Please join us in welcoming Ellen and enjoy her first article she wrote introducing herself!
My interest in seed saving comes from exploring the world of plants through farming, ecology, composting, and most recently, field study. I grew up in Washington D.C., left when I graduated high school and traveled to Argentina and Chile to see what I could find. I found my comfort among the more wild places in this world, where there was importance more than misunderstanding placed on the land. I met people who were more aware of their natural surroundings, people who seemed to have serenity and happiness that I was not used to.

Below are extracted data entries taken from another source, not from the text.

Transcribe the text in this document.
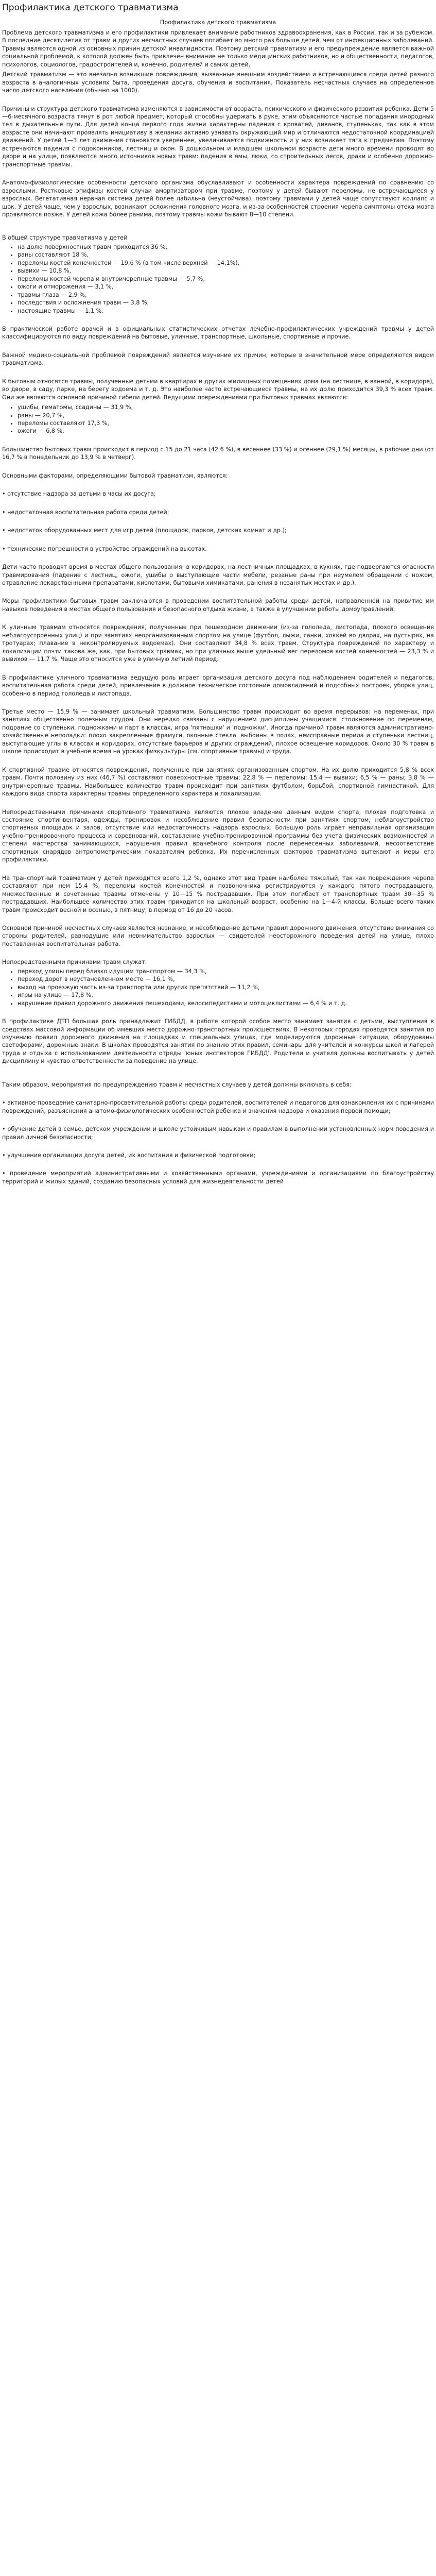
Профилактика детского травматизма

Профилактика детского травматизма

Проблема детского травматизма и его профилактики привлекает внимание работников здравоохранения, как в России, так и за рубежом. В последние десятилетия от травм и других несчастных случаев погибает во много раз больше детей, чем от инфекционных заболеваний. Травмы являются одной из основных причин детской инвалидности. Поэтому детский травматизм и его предупреждение является важной социальной проблемой, к которой должен быть привлечен внимание не только медицинских работников, но и общественности, педагогов, психологов, социологов, градостроителей и, конечно, родителей и самих детей.

Детский травматизм — это внезапно возникшие повреждения, вызванные внешним воздействием и встречающиеся среди детей разного возраста в аналогичных условиях быта, проведения досуга, обучения и воспитания. Показатель несчастных случаев на определенное число детского населения (обычно на 1000).

Причины и структура детского травматизма изменяются в зависимости от возраста, психического и физического развития ребенка. Дети 5—6-месячного возраста тянут в рот любой предмет, который способны удержать в руке, этим объясняются частые попадания инородных тел в дыхательные пути. Для детей конца первого года жизни характерны падения с кроватей, диванов, ступеньках, так как в этом возрасте они начинают проявлять инициативу в желании активно узнавать окружающий мир и отличаются недостаточной координацией движений. У детей 1—3 лет движения становятся увереннее, увеличивается подвижность и у них возникает тяга к предметам. Поэтому встречаются падения с подоконников, лестниц и окон. В дошкольном и младшем школьном возрасте дети много времени проводят во дворе и на улице, появляются много источников новых травм: падения в ямы, люки, со строительных лесов, драки и особенно дорожно-транспортные травмы.

Анатомо-физиологические особенности детского организма обуславливают и особенности характера повреждений по сравнению со взрослыми. Ростковые эпифизы костей случаи амортизатором при травме, поэтому у детей бывают переломы, не встречающиеся у взрослых. Вегетативная нервная система детей более лабильна (неустойчива), поэтому травмами у детей чаще сопутствуют коллапс и шок. У детей чаще, чем у взрослых, возникают осложнения головного мозга, и из-за особенностей строения черепа симптомы отека мозга проявляются позже. У детей кожа более ранима, поэтому травмы кожи бывают 8—10 степени.

В общей структуре травматизма у детей

• на долю поверхностных травм приходится 36 %,
• раны составляют 18 %,
• переломы костей конечностей — 19,6 % (в том числе верхней — 14,1%),
• вывихи — 10,8 %,
• переломы костей черепа и внутричерепные травмы — 5,7 %,
• ожоги и отморожения — 3,1 %,
• травмы глаза — 2,9 %,
• последствия и осложнения травм — 3,8 %,
• настоящие травмы — 1,1 %.

В практической работе врачей и в официальных статистических отчетах лечебно-профилактических учреждений травмы у детей классифицируются по виду повреждений на бытовые, уличные, транспортные, школьные, спортивные и прочие.

Важной медико-социальной проблемой повреждений является изучение их причин, которые в значительной мере определяются видом травматизма.

К бытовым относятся травмы, полученные детьми в квартирах и других жилищных помещениях дома (на лестнице, в ванной, в коридоре), во дворе, в саду, парке, на берегу водоема и т. д. Это наиболее часто встречающиеся травмы, на их долю приходится 39,3 % всех травм. Они же являются основной причиной гибели детей. Ведущими повреждениями при бытовых травмах являются:

• ушибы, гематомы, ссадины — 31,9 %,
• раны — 20,7 %,
• переломы составляют 17,3 %,
• ожоги — 6,8 %.

Большинство бытовых травм происходит в период с 15 до 21 часа (42,6 %), в весеннее (33 %) и осеннее (29,1 %) месяцы, в рабочие дни (от 16,7 % в понедельник до 13,9 % в четверг).

Основными факторами, определяющими бытовой травматизм, являются:

• отсутствие надзора за детьми в часы их досуга;

• недостаточная воспитательная работа среди детей;

• недостаток оборудованных мест для игр детей (площадок, парков, детских комнат и др.);

• технические погрешности в устройстве ограждений на высотах.

Дети часто проводят время в местах общего пользования: в коридорах, на лестничных площадках, в кухнях, где подвергаются опасности травмирования (падение с лестниц, ожоги, ушибы о выступающие части мебели, резаные раны при неумелом обращении с ножом, отравление лекарственными препаратами, кислотами, бытовыми химикатами, ранения в незанятых местах и др.).

Меры профилактики бытовых травм заключаются в проведении воспитательной работы среди детей, направленной на привитие им навыков поведения в местах общего пользования и безопасного отдыха жизни, а также в улучшении работы домоуправлений.

К уличным травмам относятся повреждения, полученные при пешеходном движении (из-за гололеда, листопада, плохого освещения неблагоустроенных улиц) и при занятиях неорганизованным спортом на улице (футбол, лыжи, санки, хоккей во дворах, на пустырях, на тротуарах; плавание в неконтролируемых водоемах). Они составляют 34,8 % всех травм. Структура повреждений по характеру и локализации почти такова же, как, при бытовых травмах, но при уличных выше удельный вес переломов костей конечностей — 23,3 % и вывихов — 11,7 %. Чаще это относится уже в уличную летний период.

В профилактике уличного травматизма ведущую роль играет организация детского досуга под наблюдением родителей и педагогов, воспитательная работа среди детей, привлечение в должное техническое состояние домовладений и подсобных построек, уборка улиц, особенно в период гололеда и листопада.

Третье место — 15,9 % — занимает школьный травматизм. Большинство травм происходит во время перерывов: на переменах, при занятиях общественно полезным трудом. Они нередко связаны с нарушением дисциплины учащимися: столкновение по переменам, подрание со ступеньки, подножками и парт в классах, игра 'пятнашки' и 'подножки'. Иногда причиной травм являются административно-хозяйственные неполадки: плохо закрепленные фрамуги, оконные стекла, выбоины в полах, неисправные перила и ступеньки лестниц, выступающие углы в классах и коридорах, отсутствие барьеров и других ограждений, плохое освещение коридоров. Около 30 % травм в школе происходит в учебное время на уроках физкультуры (см. спортивные травмы) и труда.

К спортивной травме относятся повреждения, полученные при занятиях организованным спортом. На их долю приходится 5,8 % всех травм. Почти половину из них (46,7 %) составляют поверхностные травмы; 22,8 % — переломы; 15,4 — вывихи; 6,5 % — раны; 3,8 % — внутричерепные травмы. Наибольшее количество травм происходит при занятиях футболом, борьбой, спортивной гимнастикой. Для каждого вида спорта характерны травмы определенного характера и локализации.

Непосредственными причинами спортивного травматизма являются плохое владение данным видом спорта, плохая подготовка и состояние спортинвентаря, одежды, тренировок и несоблюдение правил безопасности при занятиях спортом, неблагоустройство спортивных площадок и залов, отсутствие или недостаточность надзора взрослых. Большую роль играет неправильная организация учебно-тренировочного процесса и соревнований, составление учебно-тренировочной программы без учета физических возможностей и степени мастерства занимающихся, нарушения правил врачебного контроля после перенесенных заболеваний, несоответствие спортивных снарядов антропометрическим показателям ребенка. Их перечисленных факторов травматизма вытекают и меры его профилактики.

На транспортный травматизм у детей приходится всего 1,2 %, однако этот вид травм наиболее тяжелый, так как повреждения черепа составляют при нем 15,4 %, переломы костей конечностей и позвоночника регистрируются у каждого пятого пострадавшего, множественные и сочетанные травмы отмечены у 10—15 % пострадавших. При этом погибает от транспортных травм 30—35 % пострадавших. Наибольшее количество этих травм приходится на школьный возраст, особенно на 1—4-й классы. Больше всего таких травм происходит весной и осенью, в пятницу, в период от 16 до 20 часов.

Основной причиной несчастных случаев является незнание, и несоблюдение детьми правил дорожного движения, отсутствие внимания со стороны родителей, равнодушие или невнимательство взрослых — свидетелей неосторожного поведения детей на улице, плохо поставленная воспитательная работа.

Непосредственными причинами травм служат:

• переход улицы перед близко идущим транспортом — 34,3 %,
• переход дорог в неустановленном месте — 16,1 %,
• выход на проезжую часть из-за транспорта или других препятствий — 11,2 %,
• игры на улице — 17,8 %,
• нарушение правил дорожного движения пешеходами, велосипедистами и мотоциклистами — 6,4 % и т. д.

В профилактике ДТП большая роль принадлежит ГИБДД, в работе которой особое место занимает занятия с детьми, выступления в средствах массовой информации об имевших место дорожно-транспортных происшествиях. В некоторых городах проводятся занятия по изучению правил дорожного движения на площадках и специальных улицах, где моделируются дорожные ситуации, оборудованы светофорами, дорожные знаки. В школах проводятся занятия по знанию этих правил, семинары для учителей и конкурсы школ и лагерей труда и отдыха с использованием деятельности отряды 'юных инспекторов ГИБДД'. Родители и учителя должны воспитывать у детей дисциплину и чувство ответственности за поведение на улице.

Таким образом, мероприятия по предупреждению травм и несчастных случаев у детей должны включать в себя:

• активное проведение санитарно-просветительной работы среди родителей, воспитателей и педагогов для ознакомления их с причинами повреждений, разъяснения анатомо-физиологических особенностей ребенка и значения надзора и оказания первой помощи;

• обучение детей в семье, детском учреждении и школе устойчивым навыкам и правилам в выполнении установленных норм поведения и правил личной безопасности;

• улучшение организации досуга детей, их воспитания и физической подготовки;

• проведение мероприятий административными и хозяйственными органами, учреждениями и организациями по благоустройству территорий и жилых зданий, созданию безопасных условий для жизнедеятельности детей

My interest in farming was born during an apprenticeship in Palermo, ME with two veggie farmers and homesteader, and avid apple historian, Jon Bunker. When I returned to North America, I went to Maine to apprentice on a homestead, a two-acre veggie farm, and a cut-flower and vegetable garden. Each week, apprentices from all over Maine would gather for an evening on a farm, learning about some aspect of farming. One of the most educational parts of my time in Maine was being able to visit farms and see the diversity of ways to run farm. We visited backyard gardens, CSA-model farms, seed trail farms, folks with animals, others with bees… To me, farming was able to create the same feeling of serenity and connection that I felt during my travels!
I am working towards a BA in Small Scale Sustainable Agriculture through Prescott College, after spending two years farming Dos Milpas Farm outside of Santa Fe, NM. In Santa Fe, I and one other person ran a one-acre veggie garden, situated behind Real Food Nation (now Café Fina). We called ourselves Dos Milpas, after a traditional system used in South America of intercropping many vegetables in the same field. We sold produce to Real Food Nation, sold at the local El Dorado market, and learned a lot of different ways to improve soil. My curiosity about soil and how soil actually grows things lead us to experiment with mulches, thermophilic (hot) compost, compost teas, and cover crops.

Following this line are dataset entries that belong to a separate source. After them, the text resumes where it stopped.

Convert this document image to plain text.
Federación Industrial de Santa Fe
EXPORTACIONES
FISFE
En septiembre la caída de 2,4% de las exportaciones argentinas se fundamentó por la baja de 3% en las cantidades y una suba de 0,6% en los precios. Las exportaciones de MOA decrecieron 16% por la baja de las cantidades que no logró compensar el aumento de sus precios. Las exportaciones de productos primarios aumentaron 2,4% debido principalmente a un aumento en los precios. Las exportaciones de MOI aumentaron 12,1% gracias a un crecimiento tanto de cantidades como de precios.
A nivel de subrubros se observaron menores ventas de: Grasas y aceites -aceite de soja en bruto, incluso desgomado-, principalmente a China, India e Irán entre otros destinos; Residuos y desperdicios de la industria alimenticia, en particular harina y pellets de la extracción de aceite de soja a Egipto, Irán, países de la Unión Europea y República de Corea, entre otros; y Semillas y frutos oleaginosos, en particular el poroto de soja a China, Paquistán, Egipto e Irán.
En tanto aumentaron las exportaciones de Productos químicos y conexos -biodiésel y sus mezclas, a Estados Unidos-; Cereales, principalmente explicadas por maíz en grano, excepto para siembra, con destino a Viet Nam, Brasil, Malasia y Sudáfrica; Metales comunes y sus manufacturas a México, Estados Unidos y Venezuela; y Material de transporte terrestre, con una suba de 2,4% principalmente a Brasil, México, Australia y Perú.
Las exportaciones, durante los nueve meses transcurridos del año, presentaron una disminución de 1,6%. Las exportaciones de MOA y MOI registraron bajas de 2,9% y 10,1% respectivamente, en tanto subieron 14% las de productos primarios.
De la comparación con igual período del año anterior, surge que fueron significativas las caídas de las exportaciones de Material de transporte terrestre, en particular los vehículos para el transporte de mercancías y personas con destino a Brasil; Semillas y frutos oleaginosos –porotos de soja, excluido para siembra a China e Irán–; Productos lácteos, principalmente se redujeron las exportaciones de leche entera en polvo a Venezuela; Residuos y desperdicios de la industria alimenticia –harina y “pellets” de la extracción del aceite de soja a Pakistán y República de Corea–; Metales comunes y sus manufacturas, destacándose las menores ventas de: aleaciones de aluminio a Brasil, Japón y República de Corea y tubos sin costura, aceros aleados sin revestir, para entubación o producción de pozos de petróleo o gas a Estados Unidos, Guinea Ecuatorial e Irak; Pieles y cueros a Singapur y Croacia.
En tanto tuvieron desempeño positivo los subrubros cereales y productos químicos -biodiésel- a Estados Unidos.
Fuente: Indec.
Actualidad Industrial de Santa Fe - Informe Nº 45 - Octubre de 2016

My passion for farming comes from two loves—one is the experience of starting a plant from seed through to harvesting food, and the other is experiencing the myriad cycles of farming. The most exciting part of farming to me is observing the cycles of nature; from nutrient cycling, to plant and insect life cycles, to the inevitable cycle of decomposition, it is all fascinating to me! As I see it, farming is a whole bunch of intersecting cycles and the goal of farming is to learn to synchronize them in a way that brings about desired results.

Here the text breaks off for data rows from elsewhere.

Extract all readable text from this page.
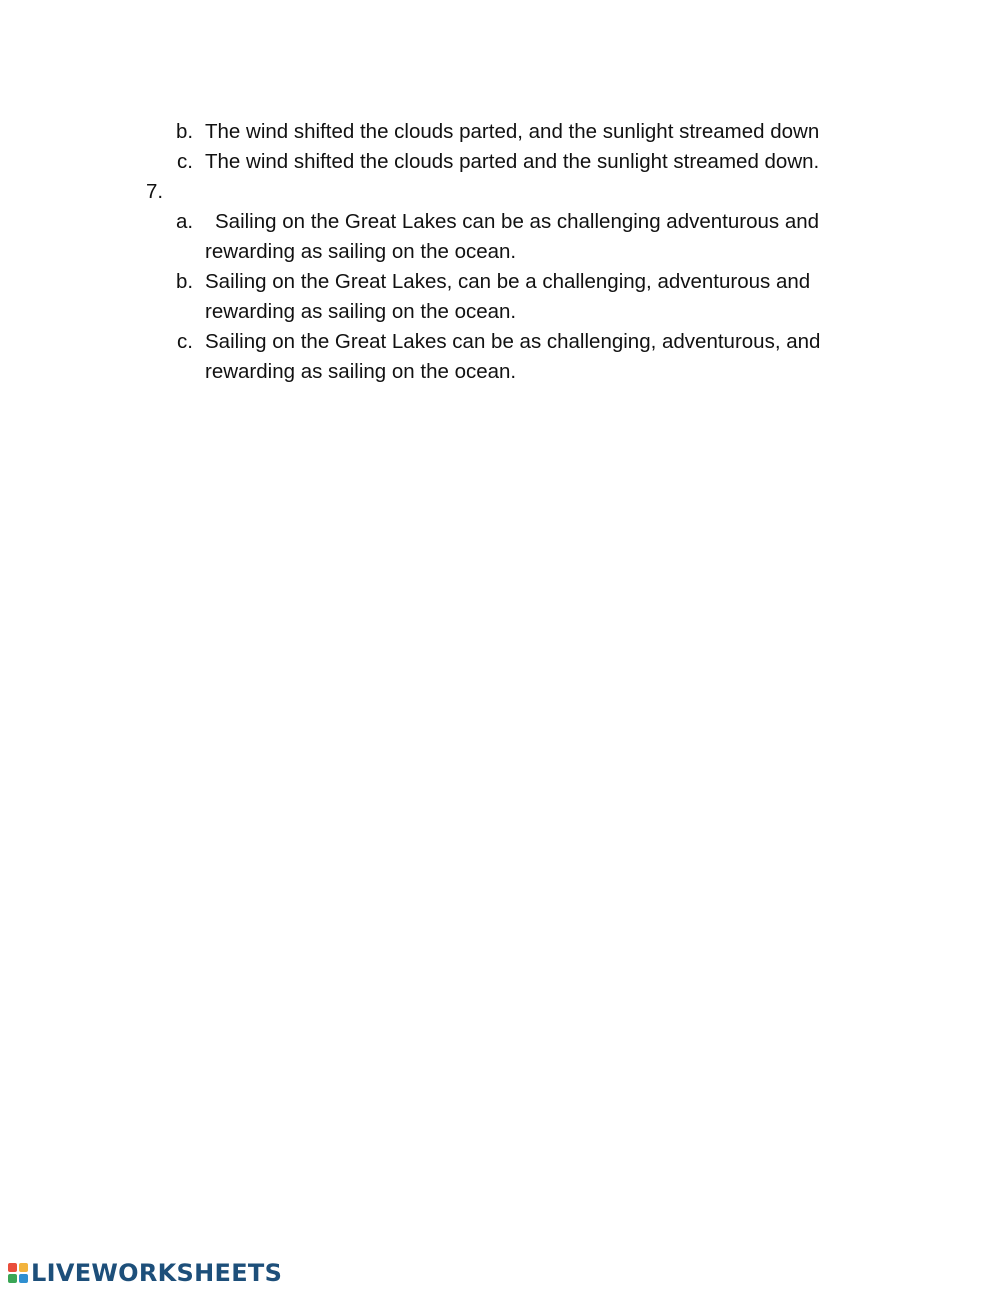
b. The wind shifted the clouds parted, and the sunlight streamed down
c. The wind shifted the clouds parted and the sunlight streamed down.
7.
a. Sailing on the Great Lakes can be as challenging adventurous and
rewarding as sailing on the ocean.
b. Sailing on the Great Lakes, can be a challenging, adventurous and
rewarding as sailing on the ocean.
c. Sailing on the Great Lakes can be as challenging, adventurous, and
rewarding as sailing on the ocean.
LIVEWORKSHEETS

I am coming to this internship with Stephen and Cindy with the desire to learn more about the end (or is it beginning?) of a plant’s life—the seed. What is good quality seed? How have we adapted seed to localities and what diversity is captured in the seeds of North America? I know little about seeds and their histories, but have been intrigued by their capacity to hold and tell stories of place. Where does the Valdivia onion come from? What stories and lore does a seed variety hold about the people who have cultivated it or the land it was cultivated in? In an attempt to explore these questions, I will be studying specific seed-growing techniques, histories of heirloom seed varieties, and history and present-day business of growing plants for seed. I hope to uncover some of these seed’s stories, and to share what I learn with you.